Indoors. I would rent a dumpster and conduct a knick-knack holocaust. I would have the industrial shredding company pull up their largest truck and haul away every scrap of paper. Every closet, drawer and cupboard would be completely emptied and only those items that have been used in the past year would be replaced into them, and then, only after very careful consideration. It if isn’t loved, it isn’t kept. We owe no duty or obligation to any inanimate object occupying a space in our home.
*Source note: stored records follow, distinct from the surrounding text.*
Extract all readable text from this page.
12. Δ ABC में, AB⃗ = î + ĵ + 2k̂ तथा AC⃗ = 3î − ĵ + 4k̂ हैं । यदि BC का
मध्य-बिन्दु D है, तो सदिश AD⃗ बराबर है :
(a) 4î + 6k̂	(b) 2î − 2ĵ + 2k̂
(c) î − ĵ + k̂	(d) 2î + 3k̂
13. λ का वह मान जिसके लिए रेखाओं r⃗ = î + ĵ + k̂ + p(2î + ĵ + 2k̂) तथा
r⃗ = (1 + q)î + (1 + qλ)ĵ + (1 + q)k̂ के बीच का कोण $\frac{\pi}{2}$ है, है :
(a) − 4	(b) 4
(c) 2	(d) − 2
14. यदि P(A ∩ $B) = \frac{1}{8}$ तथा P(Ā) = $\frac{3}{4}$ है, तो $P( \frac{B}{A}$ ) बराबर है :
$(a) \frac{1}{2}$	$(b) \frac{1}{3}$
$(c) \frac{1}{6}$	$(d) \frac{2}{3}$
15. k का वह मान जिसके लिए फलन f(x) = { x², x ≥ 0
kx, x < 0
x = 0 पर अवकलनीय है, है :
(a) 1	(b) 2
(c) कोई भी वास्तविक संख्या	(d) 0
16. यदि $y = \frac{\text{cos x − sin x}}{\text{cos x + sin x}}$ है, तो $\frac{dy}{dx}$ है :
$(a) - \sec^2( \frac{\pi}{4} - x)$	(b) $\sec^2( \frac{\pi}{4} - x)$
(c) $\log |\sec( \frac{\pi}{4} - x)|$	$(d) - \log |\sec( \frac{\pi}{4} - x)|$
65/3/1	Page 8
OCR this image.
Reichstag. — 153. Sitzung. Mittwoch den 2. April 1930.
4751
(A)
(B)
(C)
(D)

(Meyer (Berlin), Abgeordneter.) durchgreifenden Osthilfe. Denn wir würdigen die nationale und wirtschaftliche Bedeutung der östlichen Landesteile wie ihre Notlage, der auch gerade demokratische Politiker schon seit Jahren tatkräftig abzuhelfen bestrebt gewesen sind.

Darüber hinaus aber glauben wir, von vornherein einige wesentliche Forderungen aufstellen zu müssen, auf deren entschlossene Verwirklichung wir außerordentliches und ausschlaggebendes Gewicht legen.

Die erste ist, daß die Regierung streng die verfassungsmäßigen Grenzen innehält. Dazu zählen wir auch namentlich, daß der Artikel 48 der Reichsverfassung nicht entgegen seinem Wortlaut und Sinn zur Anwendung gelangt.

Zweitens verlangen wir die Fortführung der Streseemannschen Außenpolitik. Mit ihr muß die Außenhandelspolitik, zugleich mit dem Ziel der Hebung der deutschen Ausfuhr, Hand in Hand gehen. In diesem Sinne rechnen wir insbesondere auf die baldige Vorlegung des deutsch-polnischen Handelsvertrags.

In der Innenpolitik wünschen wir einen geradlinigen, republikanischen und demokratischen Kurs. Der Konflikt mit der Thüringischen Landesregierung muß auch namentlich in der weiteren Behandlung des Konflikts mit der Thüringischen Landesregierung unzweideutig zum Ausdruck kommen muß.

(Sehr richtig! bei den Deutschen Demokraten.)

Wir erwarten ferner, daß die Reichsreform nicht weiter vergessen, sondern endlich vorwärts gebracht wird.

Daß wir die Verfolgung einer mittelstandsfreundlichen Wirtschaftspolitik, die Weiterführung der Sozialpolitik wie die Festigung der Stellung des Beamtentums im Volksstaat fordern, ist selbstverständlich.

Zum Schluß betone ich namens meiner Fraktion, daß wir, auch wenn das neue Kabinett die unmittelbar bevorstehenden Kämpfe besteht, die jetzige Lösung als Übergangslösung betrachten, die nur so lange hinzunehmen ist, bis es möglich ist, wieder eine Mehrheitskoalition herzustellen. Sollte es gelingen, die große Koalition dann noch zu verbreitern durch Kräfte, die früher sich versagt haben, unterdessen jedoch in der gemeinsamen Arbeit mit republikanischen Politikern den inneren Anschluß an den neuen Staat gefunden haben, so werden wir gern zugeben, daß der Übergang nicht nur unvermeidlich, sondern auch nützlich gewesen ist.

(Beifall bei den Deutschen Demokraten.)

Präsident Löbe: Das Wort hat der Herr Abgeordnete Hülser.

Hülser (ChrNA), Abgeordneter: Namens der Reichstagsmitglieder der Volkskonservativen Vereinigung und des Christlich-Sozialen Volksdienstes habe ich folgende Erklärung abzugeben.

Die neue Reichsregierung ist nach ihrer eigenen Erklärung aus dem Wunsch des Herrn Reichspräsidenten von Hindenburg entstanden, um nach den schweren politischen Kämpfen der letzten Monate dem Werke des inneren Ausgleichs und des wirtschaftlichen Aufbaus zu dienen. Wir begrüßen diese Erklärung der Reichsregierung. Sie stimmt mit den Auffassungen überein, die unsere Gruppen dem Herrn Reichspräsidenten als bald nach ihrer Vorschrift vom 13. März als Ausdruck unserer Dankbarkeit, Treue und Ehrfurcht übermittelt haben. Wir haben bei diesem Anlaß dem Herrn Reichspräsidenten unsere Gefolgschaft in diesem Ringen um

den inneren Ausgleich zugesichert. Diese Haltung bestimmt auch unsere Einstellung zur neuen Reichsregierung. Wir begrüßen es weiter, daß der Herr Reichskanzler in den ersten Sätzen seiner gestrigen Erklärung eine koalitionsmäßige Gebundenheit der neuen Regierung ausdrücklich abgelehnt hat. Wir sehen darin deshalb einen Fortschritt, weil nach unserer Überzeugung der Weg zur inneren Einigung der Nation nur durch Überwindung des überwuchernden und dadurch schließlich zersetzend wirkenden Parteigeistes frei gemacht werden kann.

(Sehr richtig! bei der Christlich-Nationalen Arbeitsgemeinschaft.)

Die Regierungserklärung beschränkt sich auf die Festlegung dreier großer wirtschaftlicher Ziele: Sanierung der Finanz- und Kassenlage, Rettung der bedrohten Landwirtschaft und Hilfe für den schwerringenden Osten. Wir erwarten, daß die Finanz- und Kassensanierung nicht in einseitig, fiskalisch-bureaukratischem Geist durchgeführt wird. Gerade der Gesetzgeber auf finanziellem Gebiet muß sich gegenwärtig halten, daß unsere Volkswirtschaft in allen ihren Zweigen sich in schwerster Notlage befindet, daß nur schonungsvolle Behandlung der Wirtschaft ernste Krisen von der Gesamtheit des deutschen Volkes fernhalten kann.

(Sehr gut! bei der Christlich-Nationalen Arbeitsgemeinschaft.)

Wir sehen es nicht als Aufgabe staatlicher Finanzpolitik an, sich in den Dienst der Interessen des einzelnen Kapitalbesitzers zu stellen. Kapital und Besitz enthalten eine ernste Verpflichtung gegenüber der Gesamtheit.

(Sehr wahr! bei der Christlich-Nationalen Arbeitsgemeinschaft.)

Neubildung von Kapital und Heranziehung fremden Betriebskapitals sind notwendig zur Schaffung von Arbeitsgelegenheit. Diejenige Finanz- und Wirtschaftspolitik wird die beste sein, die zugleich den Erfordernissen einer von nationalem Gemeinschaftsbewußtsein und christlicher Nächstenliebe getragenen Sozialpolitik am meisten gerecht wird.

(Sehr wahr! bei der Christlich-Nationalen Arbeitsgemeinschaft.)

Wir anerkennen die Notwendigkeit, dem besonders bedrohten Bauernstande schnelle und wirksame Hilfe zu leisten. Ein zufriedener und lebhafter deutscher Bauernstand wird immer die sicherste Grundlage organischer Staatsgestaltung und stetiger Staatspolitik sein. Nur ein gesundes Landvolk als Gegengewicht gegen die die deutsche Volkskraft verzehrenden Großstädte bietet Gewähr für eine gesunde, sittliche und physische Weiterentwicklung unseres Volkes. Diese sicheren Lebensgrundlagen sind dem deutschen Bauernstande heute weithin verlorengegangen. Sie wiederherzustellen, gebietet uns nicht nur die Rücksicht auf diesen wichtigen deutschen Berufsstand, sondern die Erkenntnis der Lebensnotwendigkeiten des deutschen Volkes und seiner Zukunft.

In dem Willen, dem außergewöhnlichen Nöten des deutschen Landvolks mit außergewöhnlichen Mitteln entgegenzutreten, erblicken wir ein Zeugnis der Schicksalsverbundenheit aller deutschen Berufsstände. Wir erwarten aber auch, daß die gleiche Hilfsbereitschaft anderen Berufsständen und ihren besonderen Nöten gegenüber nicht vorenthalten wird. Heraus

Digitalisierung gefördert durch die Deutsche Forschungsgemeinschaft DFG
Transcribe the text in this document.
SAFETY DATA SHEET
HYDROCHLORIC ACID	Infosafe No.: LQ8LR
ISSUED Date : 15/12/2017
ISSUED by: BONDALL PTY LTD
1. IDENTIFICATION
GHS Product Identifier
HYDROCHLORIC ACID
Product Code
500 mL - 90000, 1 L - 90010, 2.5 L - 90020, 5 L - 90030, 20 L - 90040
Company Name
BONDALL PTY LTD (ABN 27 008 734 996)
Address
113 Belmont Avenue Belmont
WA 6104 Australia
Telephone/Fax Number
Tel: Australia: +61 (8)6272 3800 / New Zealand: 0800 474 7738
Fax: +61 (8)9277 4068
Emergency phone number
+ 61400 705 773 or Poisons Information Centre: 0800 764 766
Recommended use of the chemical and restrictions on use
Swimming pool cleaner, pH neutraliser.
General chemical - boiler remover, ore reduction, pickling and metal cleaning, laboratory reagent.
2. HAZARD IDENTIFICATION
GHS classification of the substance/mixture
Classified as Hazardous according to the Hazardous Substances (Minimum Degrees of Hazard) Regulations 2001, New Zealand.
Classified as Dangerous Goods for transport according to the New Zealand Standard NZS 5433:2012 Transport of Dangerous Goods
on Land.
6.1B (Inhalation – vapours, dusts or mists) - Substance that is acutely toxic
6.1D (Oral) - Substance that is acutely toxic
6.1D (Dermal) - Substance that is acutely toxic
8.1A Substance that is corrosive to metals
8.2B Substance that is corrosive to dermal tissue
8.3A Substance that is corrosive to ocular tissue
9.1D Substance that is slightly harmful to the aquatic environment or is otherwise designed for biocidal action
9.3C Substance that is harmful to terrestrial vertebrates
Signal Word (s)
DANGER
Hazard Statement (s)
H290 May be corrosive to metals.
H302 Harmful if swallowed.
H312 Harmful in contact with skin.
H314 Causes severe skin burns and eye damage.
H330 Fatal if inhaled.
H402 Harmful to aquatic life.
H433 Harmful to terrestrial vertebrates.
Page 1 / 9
Sounds great! I’d like to do that now! But it is my mom’s home, her pride and joy, and I think a very real reason she is still ambulatory, I think it provides her a sense of purpose. So, out of respect for her, I don’t want to force any issues. Tensions are rising, though; an air of martyrdom has developed relating to her “having to clean the house”. The house is as clean as it’s going to get for the impending company. We just need to stuff all the shopping lists, catalogs, and scraps of newspapers into one of the drawers, cupboards or closets. The carpet couldn’t be much cleaner, the windows most definitely are not capable of becoming any cleaner. I could offer to mop the floors, I have no problem with that. But, I really, really doubt that my mom’s twin sister and her husband, who are failing in sight, are going to notice that the floors aren’t waxed. Personally, I think it’s borderline criminal to wax floors when ninety-year-old people are going to be walking on them!
So, with that, I suppose I’d better head home and get to mopping. It’s Friday night and I’ve been working hard all week. I’m ready to relax with a glass of wine and a good book before getting a good night’s rest before a very long training run very early tomorrow. Is it bad I have plans other than vacuuming, mopping, dusting and washing windows tomorrow? The dirt, real or imagined, will wait. I’m no slave.